4. Combination Nivolumab and Ipilimumab

- It makes sense to combine the use of a PD1 blocker and a CTLA-4 blocker, i.e. use Nivolumab or Pembrolizumab and Ipilimumab at the same time.
- Both T-lymphocyte off switchers are then blocked simultaneously.
- One study has assessed this using Nivolumab and Ipilimumab together.
- The response rate to this combination of drugs was 58% (which is higher than Nivo alone (44%), Pembro alone (34%) and Ipilimumab alone (19%)).
- One year survival data are not yet available.
- The big problem with combination therapy is that the side effects are severe in about 55% of people.
- In September 2015 the FDA gave approval for the use of combination Nivo and Ipilimumab for metastatic melanoma.

Adjuvant Therapy

- Adjuvant therapy is defined as giving a treatment for cancer where there is no cancer detectable on screening.
- Adjuvant therapy is given to patients who have a high risk of developing future metastases, either because their original cancer was at an advanced stage or because they have already had metastases which have been surgically removed.
- The aim of adjuvant therapy is to kill any remaining microscopic cancer cells thus preventing them from growing and thereby curing the patient.
- Until recently there was no adjuvant treatment available for melanoma.
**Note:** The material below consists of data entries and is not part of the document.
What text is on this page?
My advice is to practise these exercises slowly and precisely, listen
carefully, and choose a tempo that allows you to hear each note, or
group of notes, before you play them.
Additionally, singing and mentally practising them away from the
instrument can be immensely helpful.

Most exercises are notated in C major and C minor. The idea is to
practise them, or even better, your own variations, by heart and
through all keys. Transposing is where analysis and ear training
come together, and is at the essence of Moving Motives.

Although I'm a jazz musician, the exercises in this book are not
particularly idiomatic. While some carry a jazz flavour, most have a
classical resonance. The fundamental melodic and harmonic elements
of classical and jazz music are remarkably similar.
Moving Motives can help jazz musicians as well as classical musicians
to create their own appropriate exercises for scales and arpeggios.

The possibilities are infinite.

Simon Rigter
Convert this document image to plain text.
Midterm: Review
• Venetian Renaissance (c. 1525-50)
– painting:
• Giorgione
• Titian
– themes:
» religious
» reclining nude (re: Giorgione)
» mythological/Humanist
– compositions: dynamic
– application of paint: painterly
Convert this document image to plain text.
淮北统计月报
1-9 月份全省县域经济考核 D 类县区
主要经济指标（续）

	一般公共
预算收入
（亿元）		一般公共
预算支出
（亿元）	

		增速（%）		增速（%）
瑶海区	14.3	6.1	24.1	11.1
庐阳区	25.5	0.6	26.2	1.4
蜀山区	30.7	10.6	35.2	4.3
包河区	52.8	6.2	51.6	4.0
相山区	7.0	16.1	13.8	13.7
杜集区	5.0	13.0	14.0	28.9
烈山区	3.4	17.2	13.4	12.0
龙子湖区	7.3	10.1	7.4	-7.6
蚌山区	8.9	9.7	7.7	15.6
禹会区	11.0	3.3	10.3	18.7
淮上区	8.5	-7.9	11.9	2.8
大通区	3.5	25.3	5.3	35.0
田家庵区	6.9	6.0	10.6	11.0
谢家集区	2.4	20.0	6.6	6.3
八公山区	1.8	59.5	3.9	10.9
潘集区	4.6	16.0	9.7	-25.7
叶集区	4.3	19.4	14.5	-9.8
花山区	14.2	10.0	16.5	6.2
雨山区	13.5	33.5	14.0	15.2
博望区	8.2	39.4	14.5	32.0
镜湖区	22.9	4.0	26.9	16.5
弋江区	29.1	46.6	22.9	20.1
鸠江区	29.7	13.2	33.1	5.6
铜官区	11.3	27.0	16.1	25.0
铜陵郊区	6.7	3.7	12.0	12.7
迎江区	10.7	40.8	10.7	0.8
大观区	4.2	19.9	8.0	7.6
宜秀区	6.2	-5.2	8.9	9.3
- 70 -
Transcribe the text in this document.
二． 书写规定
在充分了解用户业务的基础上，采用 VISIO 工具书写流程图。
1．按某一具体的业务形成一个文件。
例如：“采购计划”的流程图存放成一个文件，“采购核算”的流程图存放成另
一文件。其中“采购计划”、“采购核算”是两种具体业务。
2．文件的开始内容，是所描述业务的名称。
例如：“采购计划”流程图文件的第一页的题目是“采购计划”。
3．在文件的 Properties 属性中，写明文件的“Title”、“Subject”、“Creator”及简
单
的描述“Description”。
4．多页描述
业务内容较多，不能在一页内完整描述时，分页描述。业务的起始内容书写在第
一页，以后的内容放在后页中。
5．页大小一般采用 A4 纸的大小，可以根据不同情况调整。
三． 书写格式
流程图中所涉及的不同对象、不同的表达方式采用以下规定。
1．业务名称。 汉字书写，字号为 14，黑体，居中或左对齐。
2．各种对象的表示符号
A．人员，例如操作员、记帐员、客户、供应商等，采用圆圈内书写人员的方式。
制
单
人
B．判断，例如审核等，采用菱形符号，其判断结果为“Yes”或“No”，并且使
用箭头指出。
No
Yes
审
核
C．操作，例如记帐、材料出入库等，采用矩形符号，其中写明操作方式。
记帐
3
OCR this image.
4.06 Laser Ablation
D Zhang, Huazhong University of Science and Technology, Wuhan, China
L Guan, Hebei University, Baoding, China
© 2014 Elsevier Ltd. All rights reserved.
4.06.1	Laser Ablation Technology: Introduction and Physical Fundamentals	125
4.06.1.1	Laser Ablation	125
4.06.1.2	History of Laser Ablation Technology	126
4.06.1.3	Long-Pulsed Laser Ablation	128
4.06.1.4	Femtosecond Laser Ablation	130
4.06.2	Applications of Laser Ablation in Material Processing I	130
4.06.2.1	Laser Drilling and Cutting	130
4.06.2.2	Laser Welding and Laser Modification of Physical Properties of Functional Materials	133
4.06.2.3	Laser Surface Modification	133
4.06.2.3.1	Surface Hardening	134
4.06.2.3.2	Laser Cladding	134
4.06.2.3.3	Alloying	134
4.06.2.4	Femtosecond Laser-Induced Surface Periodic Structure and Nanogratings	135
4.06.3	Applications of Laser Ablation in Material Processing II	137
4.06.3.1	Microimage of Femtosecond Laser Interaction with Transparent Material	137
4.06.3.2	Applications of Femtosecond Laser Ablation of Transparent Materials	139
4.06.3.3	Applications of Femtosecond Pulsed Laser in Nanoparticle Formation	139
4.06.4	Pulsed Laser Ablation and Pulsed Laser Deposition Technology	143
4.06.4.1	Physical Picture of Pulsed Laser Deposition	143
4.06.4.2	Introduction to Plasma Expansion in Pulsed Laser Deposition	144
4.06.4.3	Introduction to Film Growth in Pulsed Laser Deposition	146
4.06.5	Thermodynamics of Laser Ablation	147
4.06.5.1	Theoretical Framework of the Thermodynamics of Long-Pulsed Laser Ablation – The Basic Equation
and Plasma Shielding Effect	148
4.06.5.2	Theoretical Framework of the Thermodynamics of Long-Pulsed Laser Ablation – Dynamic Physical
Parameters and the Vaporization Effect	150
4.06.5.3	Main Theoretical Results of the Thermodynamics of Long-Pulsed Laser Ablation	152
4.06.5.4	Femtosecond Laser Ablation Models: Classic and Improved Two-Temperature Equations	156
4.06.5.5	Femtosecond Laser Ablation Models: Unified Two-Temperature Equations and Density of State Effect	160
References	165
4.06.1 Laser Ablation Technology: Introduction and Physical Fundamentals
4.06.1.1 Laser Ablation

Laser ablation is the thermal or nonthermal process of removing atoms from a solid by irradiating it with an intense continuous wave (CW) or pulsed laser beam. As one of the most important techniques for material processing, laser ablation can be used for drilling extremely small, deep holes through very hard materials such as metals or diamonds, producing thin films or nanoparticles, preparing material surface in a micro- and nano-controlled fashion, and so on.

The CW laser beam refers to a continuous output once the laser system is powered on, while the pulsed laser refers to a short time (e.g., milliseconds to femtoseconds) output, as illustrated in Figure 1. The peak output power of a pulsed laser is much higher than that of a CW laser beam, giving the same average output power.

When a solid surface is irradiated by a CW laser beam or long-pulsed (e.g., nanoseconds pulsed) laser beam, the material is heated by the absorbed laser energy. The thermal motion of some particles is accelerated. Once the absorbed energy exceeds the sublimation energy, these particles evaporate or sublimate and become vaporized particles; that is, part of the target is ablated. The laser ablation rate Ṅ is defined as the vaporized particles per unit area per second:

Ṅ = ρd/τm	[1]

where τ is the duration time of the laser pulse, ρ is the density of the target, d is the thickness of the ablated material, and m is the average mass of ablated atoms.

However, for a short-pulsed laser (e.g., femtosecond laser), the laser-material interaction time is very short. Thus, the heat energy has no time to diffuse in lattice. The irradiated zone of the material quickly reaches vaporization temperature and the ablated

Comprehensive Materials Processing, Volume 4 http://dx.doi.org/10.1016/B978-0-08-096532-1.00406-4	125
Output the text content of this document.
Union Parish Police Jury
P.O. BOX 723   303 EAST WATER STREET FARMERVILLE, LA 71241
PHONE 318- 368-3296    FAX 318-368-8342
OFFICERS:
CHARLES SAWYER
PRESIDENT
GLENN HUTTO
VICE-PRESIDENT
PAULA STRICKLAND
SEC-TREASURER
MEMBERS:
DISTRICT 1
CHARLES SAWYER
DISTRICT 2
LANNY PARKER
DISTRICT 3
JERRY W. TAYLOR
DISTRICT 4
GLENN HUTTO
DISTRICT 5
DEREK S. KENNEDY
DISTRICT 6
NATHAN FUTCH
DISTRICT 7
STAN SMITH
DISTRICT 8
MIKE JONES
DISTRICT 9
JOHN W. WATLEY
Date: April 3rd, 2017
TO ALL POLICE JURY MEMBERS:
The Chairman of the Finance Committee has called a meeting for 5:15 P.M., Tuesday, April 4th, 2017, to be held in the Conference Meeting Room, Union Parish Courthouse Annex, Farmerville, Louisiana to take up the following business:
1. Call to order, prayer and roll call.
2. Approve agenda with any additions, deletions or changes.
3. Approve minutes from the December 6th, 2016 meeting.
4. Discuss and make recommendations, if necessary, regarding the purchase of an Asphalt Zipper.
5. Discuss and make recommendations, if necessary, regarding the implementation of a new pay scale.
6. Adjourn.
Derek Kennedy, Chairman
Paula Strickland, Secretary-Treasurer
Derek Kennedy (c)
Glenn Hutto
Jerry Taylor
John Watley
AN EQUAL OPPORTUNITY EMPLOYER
Nothing had been shown to work.
- In May 2015, however, a paper was published showing that adjuvant Ipilimumab (at a higher dose than that used in the metastatic setting) given to melanoma patients with surgically resected lymph node metastases significantly reduced the rate of subsequent metastases. At three years, 46.5% of those patients who were given Ipilimumab were still clear of melanoma while this was only true of 34.8% of patients who had received the placebo. It is presumed that this will translate into a long term survival for some patients, but that data is currently not available. In October 2015, the FDA approved Ipilimumab as an adjuvant drug for treating melanoma.